Establishment of Human Models of Thermal Injury
Clinically relevant models are necessary for understanding the mechanisms of human wound healing and for evaluation of prospective medical treatments. In-vitro organotypic skin cultures and animal models of thermal injury do not accurately represent the anatomic and functional characteristics of human skin thus limiting the translation of findings to patients. Therefore, the development of a reproducible thermal injury model in human skin is essential to standardizing research related to the proper identification, treatment, and prevention of burn injuries. Our aim is to develop reproducible human burn models (ev vivo and in vivo) that simulate thermal injury sustained in patients to accurately represent the different classifications of burn injury depths necessary to characterize human burn progression and healing. The combination of our ex vivo human skin model and in vivo human skin model is to separate the local wound microenvironment and systemic mediators (including systemic inflammatory responses and vascular defects) on infection and burn wound progression, respectively.
Molecular Signature of Cellular Injury and Regeneration in Burn Tissue
The regenerative capacity of burn wounds, and the need for surgical intervention, depend on wound depth. Clinical visual assessment is considered the gold standard for burn depth assessment, but it remains a subjective and inaccurate method for tissue evaluation. The purpose of this study was to characterize the baseline regenerative capacity in human burn wounds in correlation with their clinical visual depth diagnosis in order to understand the wound healing potential of deep partial thickness (DPT) and full thickness (FT) depth burns.

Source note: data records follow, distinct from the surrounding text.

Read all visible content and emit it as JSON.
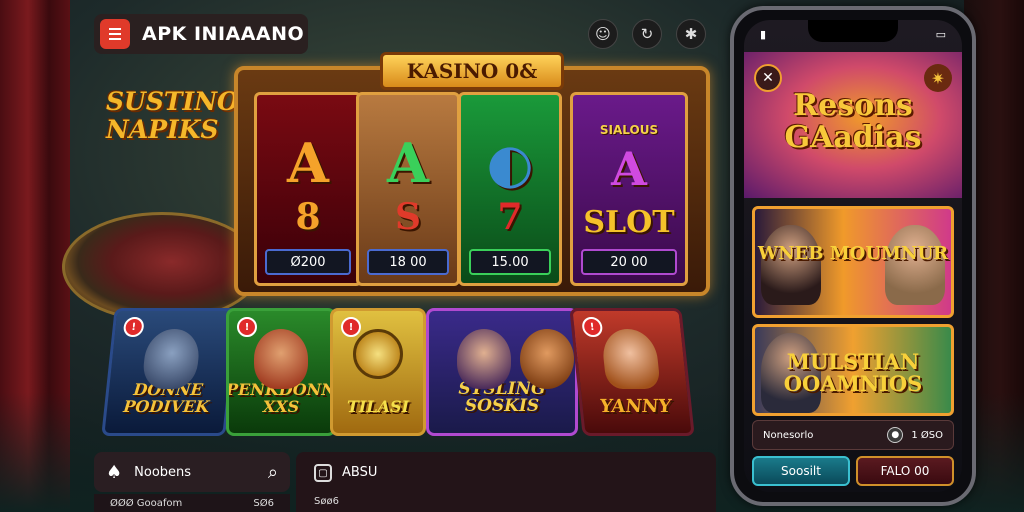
{
  "header": {
    "app_title": "APK INIAAANO",
    "menu_icon": "hamburger-icon",
    "icons": [
      "smile-icon",
      "refresh-icon",
      "star-icon"
    ]
  },
  "side_banner": "SUSTINO NAPIKS",
  "slot": {
    "title": "KASINO 0&",
    "reels": [
      {
        "symbol": "A",
        "symbol2": "8",
        "tag": "Ø200"
      },
      {
        "symbol": "A",
        "symbol2": "S",
        "tag": "18 00"
      },
      {
        "symbol": "◐",
        "symbol2": "7",
        "tag": "15.00"
      },
      {
        "symbol": "A",
        "symbol2": "SLOT",
        "label": "SIALOUS",
        "tag": "20 00"
      }
    ]
  },
  "cards": [
    {
      "title": "DONNE PODIVEK",
      "badge": "!"
    },
    {
      "title": "PENKDONN XXS",
      "badge": "!"
    },
    {
      "title": "TILASI",
      "badge": "!"
    },
    {
      "title": "STSLING SOSKIS",
      "badge": ""
    },
    {
      "title": "YANNY",
      "badge": "!"
    }
  ],
  "search_bar": {
    "label": "Noobens",
    "left_icon": "cards-icon",
    "search_icon": "search-icon"
  },
  "bottom_row": {
    "left": "ØØØ Gooafom",
    "right": "SØ6"
  },
  "aux": {
    "label": "ABSU",
    "sub": "Søø6"
  },
  "phone": {
    "hero_title": "Resons GAadias",
    "card1_title": "WNEB MOUMNUR",
    "card2_title": "MULSTIAN OOAMNIOS",
    "info_label": "Nonesorlo",
    "info_value": "1 ØSO",
    "btn1": "Soosilt",
    "btn2": "FALO 00"
  },
  "colors": {
    "accent": "#e03a2a",
    "gold": "#f5c23a",
    "frame": "#c8862a"
  }
}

Using intraoperative visual assessment, patients were identified as DPT or FT wounds (see Figure 3.1). We hypothesized that DPT and full thickness (FT) burn wounds retain considerable viability and regenerative capacity that is not clinically apparent on visual inspection. To determine if the histological markers of viability and regenerative capacity were also seen on the molecular level, full thickness tissue biopsies obtained intraoperatively and clinically assessed to be DPT or FT were submitted for RNA sequencing. There were 5416 differentially expressed genes (DEG) identified in FT and 4131 DEG in DPT tissues. 1442 of the DEG were different in DPT versus FT. The top 20 enriched pathways in DPT were related to regeneration while inflammation and oxidative stress pathways were significantly enriched in FT tissues (Figure 3.2). When comparing DPT and FT gene sets for inflammation and regeneration, DPT had greater regenerative potential than FT (Figure 3.3A; p<0.03), while FT had greater inflammatory response and reactive oxygen species (ROS) than DPT (Figure 3.3B; p<0.0001).
Our findings advance the idea of harnessing the potential autologous regenerative capacity within the burn wound. However, an improved understanding of the specific wound bed characteristics, and the treatment needed to harness the inherent regenerative capacity in these wounds, will be required before a paradigm shift can occur.
Figure 1. Intraoperative images of patients clinically assessed as deep partial (DPT) or full thickness (FT) burns at the time of surgery.
Figure 2. Top 20 enriched pathways in FT (A) and DPT (B) burns as identified from RNA sequencing.
Figure 3. Analysis of gene sets of genes involved in inflammation or regeneration in DPT and FT burn tissues.